Q: One of the photos you showed had a lady in high-heel shoes. What about the feet being flat on the floor?
We can’t realistically dictate what type of shoes people wear in the office workplace so if workers are wearing high-heel shoes, they should adjust their chair height to ensure they can comfortable rest their feet on the floor with their hips and knees at 90°.
Q: What if your armrests will not adjust below elbow level?
If the armrests are not height adjustable to below elbow level, see if they can be swiveled out of the way so they do not interfere with tasks being performed by the employee. If the armrests are not adjustable at all, observe the employee’s interaction with the armrests to determine whether this is a major problem. Key is that employees aren’t resting and planting their elbows on the armrests while they are typing/keying. As long as they can do both tasks with minimal interference, it is fine.

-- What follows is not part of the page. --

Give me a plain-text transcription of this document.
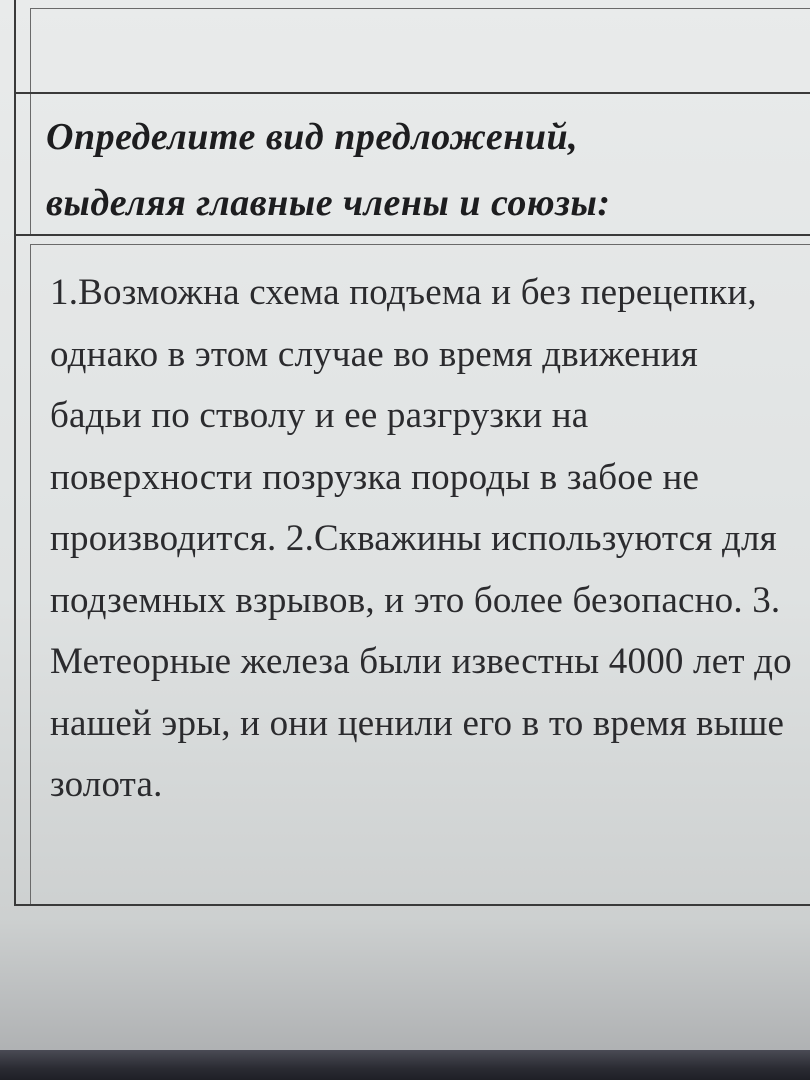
Определите вид предложений,
выделяя главные члены и союзы:

1.Возможна схема подъема и без перецепки, однако в этом случае во время движения бадьи по стволу и ее разгрузки на поверхности позрузка породы в забое не производится. 2.Скважины используются для подземных взрывов, и это более безопасно. 3. Метеорные железа были известны 4000 лет до нашей эры, и они ценили его в то время выше золота.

Q: It looks like you want us to eliminate using wrist and mouse pads, is that true? What are your thoughts about gel pads in front of keyboards and the mouse?
Gel wrist and mouse pads are fine as long as they are used properly. As the name implies (wrist rest) they should only be used for resting, not while typing or mousing. When performing these tasks, your hands and arms should be “free floating”, not planted in one position, as this causes soft tissue compression in a localized area and also leads to employees adopting non-neutral wrist postures. When we see employees who plant their wrists on these gel rests, we typically have them remove the rest or turn it around (i.e., mouse gel pads) until they get accustomed to the free-floating technique.
Q: Is there an "Order of Operations" strategy when evaluating a workstation?
You can follow the Four Points of Contact method when evaluating a workstation to ensure you’ve covered all the necessary components:
§ Eyes to Source (adjusting the monitor height and position),
§ Hands to Input Device (adjusting the keyboard/mouse),
§ Body to Chair (adjusting the chair – lumbar support, armrests, etc), and
§ Feet to Floor (further adjustments to the chair and possibly the need for a footrest)
Don’t forget to take time to talk to the employee as well to learn more about other tasks that might be performed and to also see if they have any areas of discomfort.
Q: How do you feel about removing armrests?
Armrests should be kept on chairs as they provide several benefits to office users. First, they provide a rest point for users’ arms when taking breaks (i.e., when taking a phone call or reading materials) and second, they provide a leverage point to help users out of their chairs (i.e., keeps the chair stable). Key is to ensure the armrests are adjusted correctly so they do not interfere with tasks and do not create a contact point where users are planting their elbows for long periods of time.
Q: What's the best way to deal with a worker who has short legs and a long torso?
You still want to follow the same adjustment procedure so position the top of the screen at eye level (Eyes to Source) and position the user so their arms are positioned at a 90° angle (Hands to Input Device). If the worker has a long torso and short legs, they will likely need a footrest so that their feet are flat on the floor (Feet to Floor).
Q: Please explain the ruling for the state of California or where can I find more info?
You can find more information on the Cal-OSHA Ergonomics Standard following these links:
Q: In your handouts there was a keyboard and monitor stand that was raised to accommodate Sit/Stand, can you provide the manufacturer and name of this?
There are several manufacturers that make adjustable keyboard monitor stands to accommodate sit/stand workstations. One that we recommend is the FX Fluid Series made by MediaMounts (www.mediamounts.com) as it has a range of adjustments for both the monitor and keyboard.